DeepSeek's weakness was often the harness, not the model: Awais says DeepSeek V4 Pro repeatedly sends malformed tool calls, then ignores schema errors for 50-plus failures per session, but deterministic repair logic can fix the call, return the result, and teach the model what went wrong.
Command Code learned 16,000 repair patterns across huge usage volume: After first spotting the issue in DeepSeek, the team found the same behavior in Kimi and MiniMax, building a library of repair variations from hundreds of billions of tokens and now processing roughly 600 billion tokens.
Taste is automatic repository-level memory for coding preferences: Instead of manually maintaining a giant rules file, Taste watches merges, edits, accepts, and rejects, then writes small markdown preferences like “use pnpm, but npm global link for local CLI linking” directly into the repo.
The same repair mindset applies to design slop: By giving models a small set of layout patterns, design “smells,” and preferences like OKLCH over HSL, Awais says they can remove most of the generic indigo-gradient dashboard look that designers spot in 1.5 seconds.

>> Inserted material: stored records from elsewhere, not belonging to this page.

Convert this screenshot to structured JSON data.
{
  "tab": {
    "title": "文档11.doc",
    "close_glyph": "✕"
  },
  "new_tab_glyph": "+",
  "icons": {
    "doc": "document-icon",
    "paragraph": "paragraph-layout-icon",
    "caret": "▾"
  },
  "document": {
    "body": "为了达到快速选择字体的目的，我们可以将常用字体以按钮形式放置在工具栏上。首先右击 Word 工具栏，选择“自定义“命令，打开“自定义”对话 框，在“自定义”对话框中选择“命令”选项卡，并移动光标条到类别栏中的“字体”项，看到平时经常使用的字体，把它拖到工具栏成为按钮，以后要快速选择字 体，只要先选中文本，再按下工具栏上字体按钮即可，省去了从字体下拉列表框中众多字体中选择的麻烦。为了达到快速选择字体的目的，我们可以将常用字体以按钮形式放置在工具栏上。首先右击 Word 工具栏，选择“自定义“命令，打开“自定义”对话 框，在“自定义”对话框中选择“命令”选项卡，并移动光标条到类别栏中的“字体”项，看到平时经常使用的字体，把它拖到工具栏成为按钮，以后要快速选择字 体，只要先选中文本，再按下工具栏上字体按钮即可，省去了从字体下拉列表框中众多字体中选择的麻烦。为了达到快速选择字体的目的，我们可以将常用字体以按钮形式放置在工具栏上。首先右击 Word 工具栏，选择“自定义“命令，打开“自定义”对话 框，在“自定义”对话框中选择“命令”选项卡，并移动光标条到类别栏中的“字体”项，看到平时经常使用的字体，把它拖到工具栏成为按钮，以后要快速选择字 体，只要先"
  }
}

Open models are becoming the sweet spot for Command Code: Claude is forgiving enough to recover from bad tool interactions on its own, but open models benefit much more from a smart harness, which is why Command Code found product-market fit there and even launched a $1 plan for 600 million DeepSeek tokens.
Command Code is heading toward an Apple-style open source model strategy: Awais says the six-year-old codebase will be open sourced soon, made deeply hackable, but intentionally curated around a smaller set of strong open and closed models instead of supporting every model under the sun.

The Breakdown

A 3,200-line “repair” layer turned DeepSeek V4 from a stubborn tool-calling mess into something Ahmad Awais says can beat Opus 4.7 in real coding workflows, and the same idea now appears to clean up AI design slop too. The bigger claim is that many model failures are not capability gaps at all, but contract gaps between the model and the harness around it.